Reemergence of Health Care Reform Efforts.  On May 4, 2017, The U.S. House of Representatives secured, by a narrow margin, the necessary votes to pass a bill that would substantially alter the Affordable Care Act.  With votes along mostly partisan lines, the House bill, similar to the early version that failed, would radically reshape Medicaid, ending the program’s most sacred feature – the open-ended entitlement for persons with low-incomes.

 

Replacing the entitlement, the bill proposes that states be given the option to receive a capped allotment of federal money for each beneficiary, or, as an alternative, a block grant, unhinged from the many federal requirements governing the current Medicaid program.

 

Largely unchanged from the early bill are the changes proposed for Medicaid expansion. As we noted at that time and what remains true now, this proposal has the potential to grow the non-federal share of the program unless, over time, states roll back eligibility levels, reduce benefits, or lower provider payments especially in years where federal inflation adjustments are insufficient to cover actual utilization and provider payment rate increases.

 

The most immediate impact of the House bill on the District would be generated by the provision that requires an earlier sunset of the particular Medicaid expansion policy for persons with incomes above 138 percent of federal poverty.  If this bill passes out of the Senate with this provision intact, after January 1, 2018, no state would receive any federal match for this group.
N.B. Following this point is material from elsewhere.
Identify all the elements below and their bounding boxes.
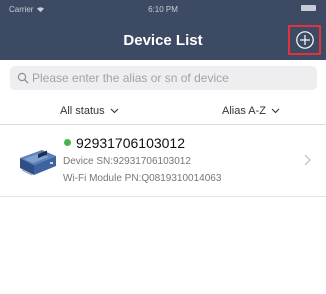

The expectation is that these persons would use federal tax credits -- which are reduced relative to the amounts provided for in the Affordable Care Act -- to purchase health care insurance off of the individual market.

 

In the District, as noted earlier, we define this population as childless adults with incomes from 138 percent to 210 percent of the federal poverty level (FPL).  There are now, roughly 15,000 persons in this category and we updated the estimates to reflect the District’s likely exposure beginning in FY2018 should the House bill pass.

 

As shown below, the changes will add 9 months of local cost in FY2018, creating a $53.6 million exposure for the District if the city opted to continue coverage for this population. Looking out over a seven-year period, the anticipated cost of covering only this population would reach nearly $798 million. When all the existing Medicaid provisions of the bill are considered, the cost to the District in the next five years could fall within the range of $1.8 to over $4.1 billion.

 

 

Conclusion

In closing, Mr. Chairman, the Mayor’s budget for DHCF is only slightly higher from the levels budgeted in FY2017.  Nonetheless, this proposed budget was sufficient to fully fund the higher than national average Medicaid insurance coverage levels which have become a hallmark symbol of the District’s commitment to provide comprehensive coverage to persons with low income.

 

In support of these high coverage rates for both Medicaid and Alliance, the Mayor has proposed the necessary funding to offer beneficiaries in these programs a full array of health care benefits that ensures access to preventative, primary, acute, and specialty care services. Therefore, it is incumbent upon DHCF to work with the health care provider community to warrant a delivery system that minimizes waste and inappropriate utilization, while constructing incentives to encourage providers to deliver the best possible value to the District per health care dollar spent.

 

And as we focus on these laudable goals moving towards FY2018, my staff and I will continue to play close attention to the national efforts to reform healthcare in Congress.  With the reemergence of the House bill, this remains the greatest threat to the future viability of the District’s comprehensive public health insurance program.

 

This concludes my remarks and I, along with members of my management team, are happy to address your questions and those of the other members of the committee.